I actually got to No. 1 for the week though I know that someone will knock me off the champion league probably even before I finish writing this post. Not that it matters, but it did get me thinking…

I first of all used to think it was just luck when ever I had a winning streak, but when I lost one game tonight, I replayed and read through the goal which was always indicated at the top, I sometimes don’t bother to check though. Now that I knew the goal of the game I kept that in focus and did not allow some juicy little wins knock me off course, and viola it led to victory!

I finally began to see at a deeper level the reason why Maria Montessori insisted on focus, concentration and repetition as some of the basic objectives of the early years activities in the Montessori environment.

Some may wonder how on earth I could connect Candy Crush with Montessori!

But here is the thing, when you play the game if you do not know the main/crucial objective and concentrate mainly on reaching that goal, there are many distractions that look so important but will lead you quickly along the road to losing!

The skills needed to achieve this are also the basic life skills such as focus, concentration, critical thinking, all the skill sets you need in the 21st century.

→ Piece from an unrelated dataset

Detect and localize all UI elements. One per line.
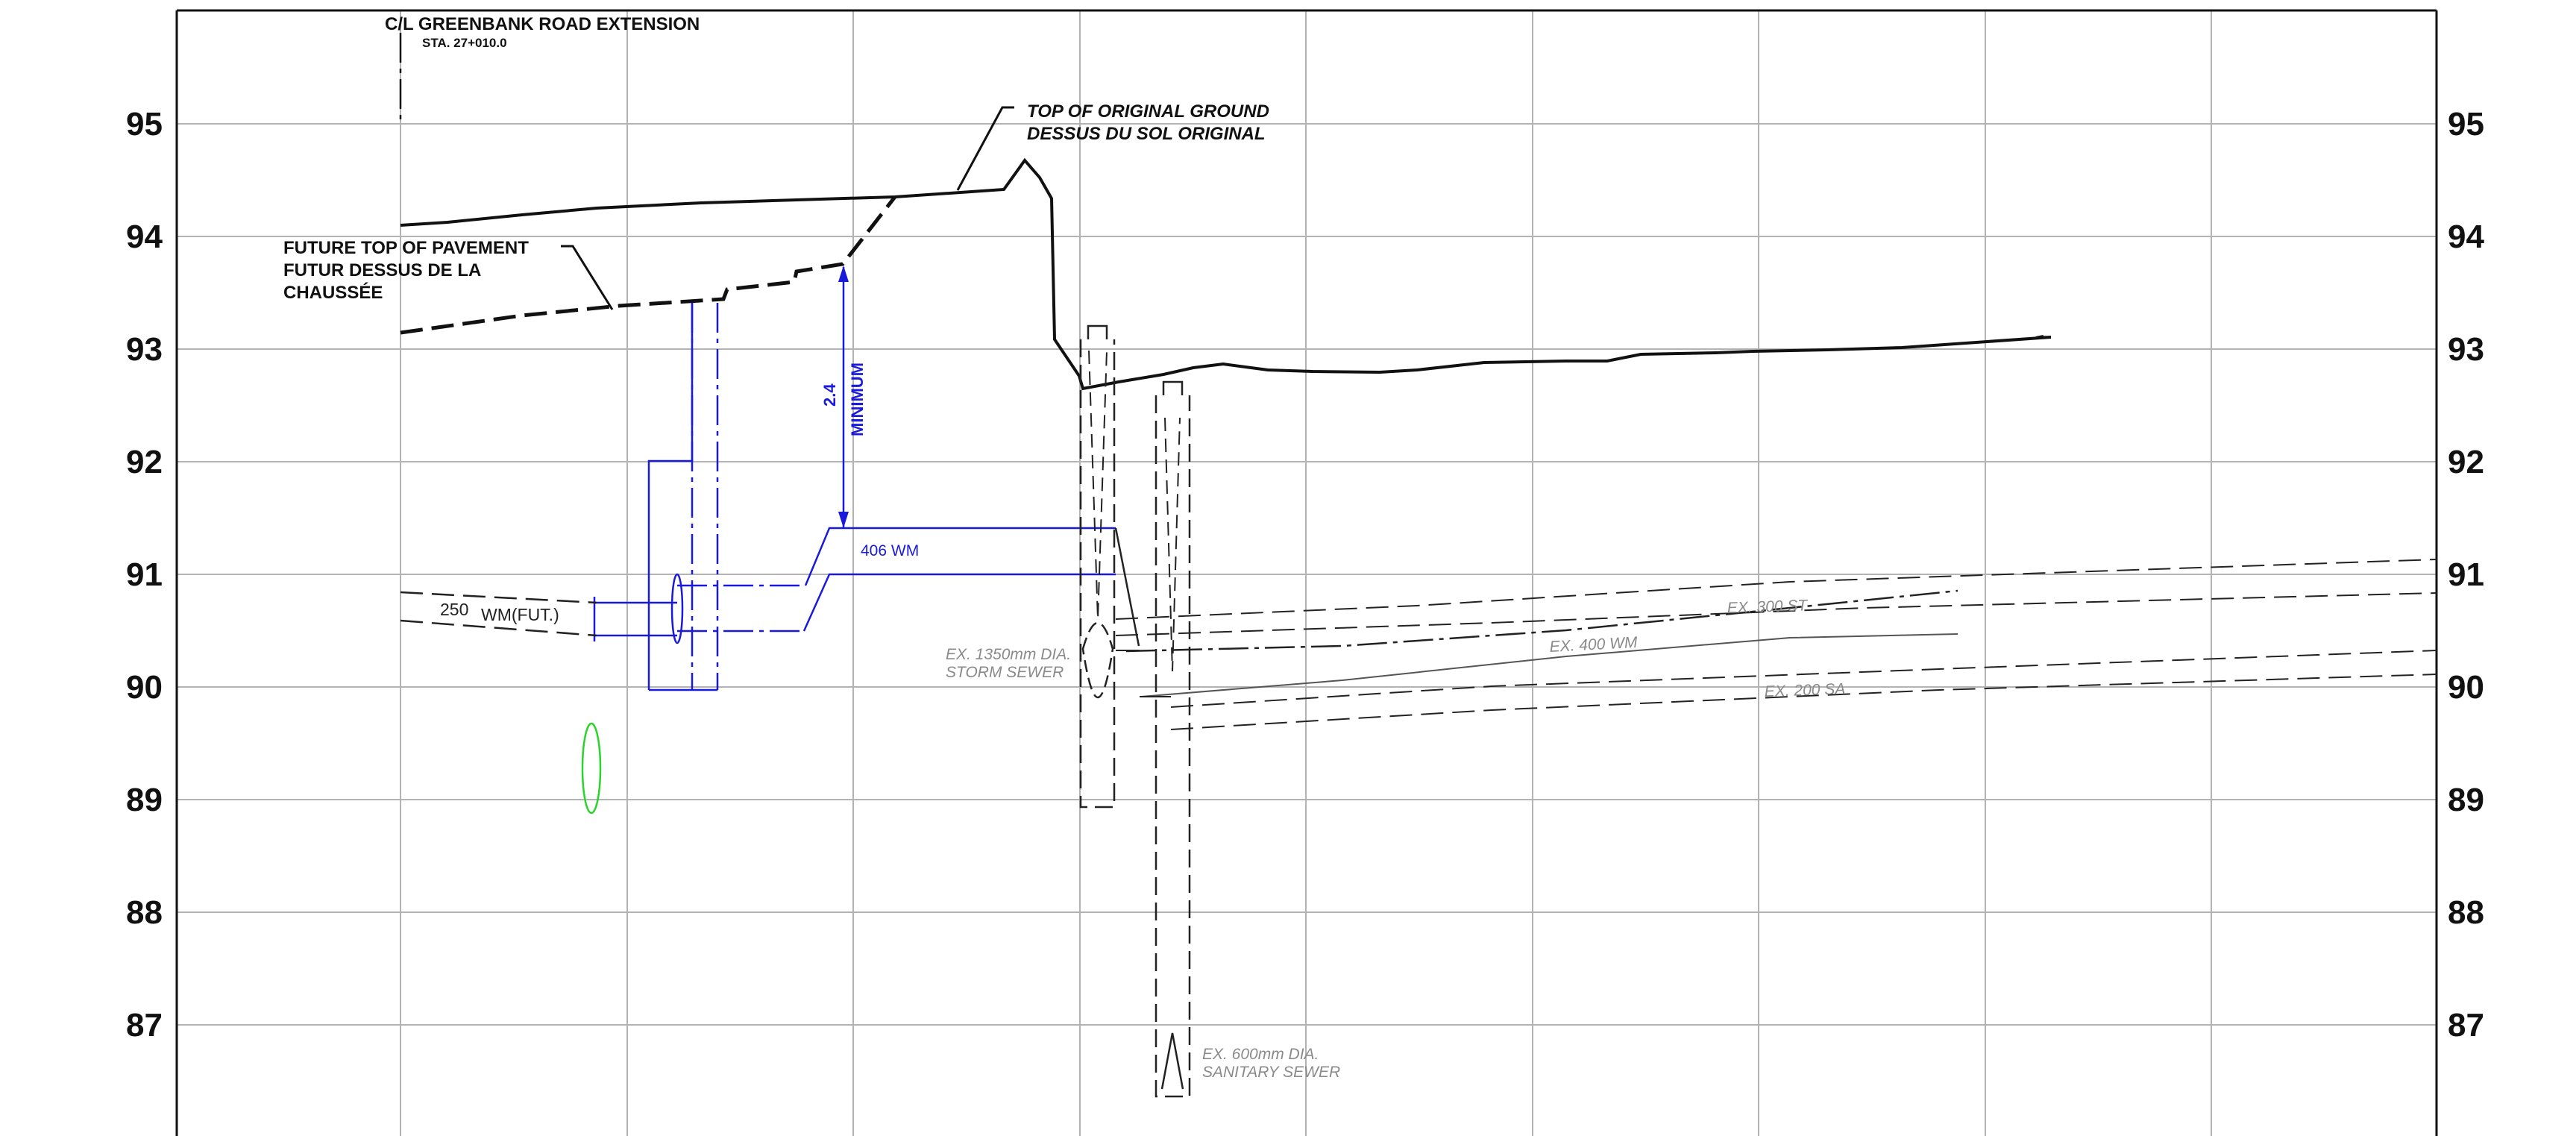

These are skills that we concentrate on in the early years in our Montessori classrooms.

In the face of cramming numbers, the multiplication tables, spellings, and can I include States and capitals we may sometimes ignore important tools the children need to help them navigate the world and become successful winners.

If you are not a Montessori school, you may consider including a bit of Practical Life and Sensorial Education into your curriculum, or at least encourage your parents to engage with their children with these activities. These may include sweeping, dusting, setting the table, helping with folding clothes, looking after themselves, sorting, picking stones from beans, smelling flowers, tasting different food and discussing the tastes etc. There are hundreds of activities that can be adapted to meet the needs of the child.

The goal is to help them focus and concentrate. As they absorb information their brains make connections. As the achieve and reach specific simple goals of beginning and then completing activities their capacity to put things into beginning, middle and ending grows.

Order is established in the mind of the child and ultimately intelligence blossoms. This is where critical thinking is birthed.

So stay the course, if you do not want to go down this route at least play games with the children, they enjoy them and especially the primary school aged child appreciates the rules, questions them and them becomes the rule maker! It is a process. They will become great minds if you just let them.

My easy solution for this age group is to make sure they learn how to play chess. I wish I did when I was a child. They need to be forward thinkers, think out of the box, figure out what to do next. These are life skills.

Let’s get to it and make out children great winners as we nurture them to become their very best selves.